Three county councillors this week explained the positions they took in a vote relating to the Standards in Public Office (SIPO) Commission’s report on former Longford County Council Chief Executive Tim Caffrey.
The report found that Mr Caffrey was “negligent to a high degree” by failing to disclose his interest in writing in a property which was at the centre of a sale being facilitated by the council. Subsequently, councillors voted to “note” the report while taking no sanctions.
The issue was raised online during the week and unusually, three county councillors waded into the discussion.
Cllr Mark Casey (Ind), laid the blame for the outcome of the vote at the feet of Fianna Fáil, whose motion that the report be noted by the council and that no sanctions be taken was successful.
“I don't normally engage in online discussion but someone asked me a question and I answered,” said Cllr Mark Casey (Ind).
“It's a democracy and we voted on it. Majority rules.
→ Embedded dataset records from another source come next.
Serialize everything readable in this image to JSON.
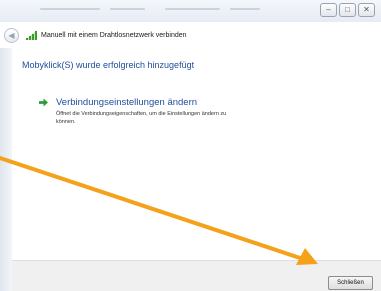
{
  "window": {
    "title": "Manuell mit einem Drahtlosnetzwerk verbinden",
    "controls": {
      "minimize": "–",
      "maximize": "□",
      "close": "✕"
    }
  },
  "main": {
    "headline": "Mobyklick(S) wurde erfolgreich hinzugefügt",
    "link": {
      "title": "Verbindungseinstellungen ändern",
      "description": "Öffnet die Verbindungseigenschaften, um die Einstellungen ändern zu können.",
      "icon": "green-arrow-icon"
    }
  },
  "footer": {
    "close_label": "Schließen"
  },
  "colors": {
    "link_blue": "#1f4e9c",
    "annotation_arrow": "#f5a11a",
    "arrow_green": "#2e9b3a"
  }
}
Mae [Sexton] and I proposed getting more legal advice and Micheál Carrigy also put forward a motion but in the end the council voted to just note it (the report's findings). The minutes will show what way people voted,” he said, before adding: “My conscience is clear on the way I voted.”
He said he was disappointed that SIPO did not meet with councillors.
“What was sent to us from SIPO was what we reviewed at the meeting. SIPO has no teeth whatsoever. I was disappointed they didn't meet with us to explain the findings verbally.”
County Council Cathaoirleach, Cllr Gerry Warnock (Ind) was also pressed to comment on Facebook, and he was adamant the local authority took the correct course of action.
“The council went through due process at the time in relation to what was in the SIPO report,” he told the Leader.
“You have to know the context. The report found he did not act in good faith because he didn't write a letter to Larry Bannon (County Mayor at the time). Even though the wording was sharp, the findings concern what essentially was an administrative error.”
The Cathaoirleach continued: “Another way to look at all this is that it highlights the weakness of SIPO. They had the option to make a recommendation but left it up to the council even though they had that power.
“I have no bother standing over the council's decision,” he concluded.
Cllr Seamus Butler (FF), who proposed the successful motion relating to the SIPO findings, also contributed.
“The County Council carefully debated and considered the matter. The SIPO charge was that he (Mr Caffrey) did not inform the Cathaoirleach in writing (about his interest in the property). However, ever since he purchased the house it was on his ethics declaration,” he said.
Regarding the wording of the report, he added: “SIPO took a hard view but we see it as a technical failure. He put his hands up himself and said he should have informed the Cathaoirleach in writing.
“We can only act on the charge that landed before us, which basically was his failure to write a letter.”
Remarking on the discussion online, Cllr Butler said: “People say things on social media that they'd never say face-to-face.”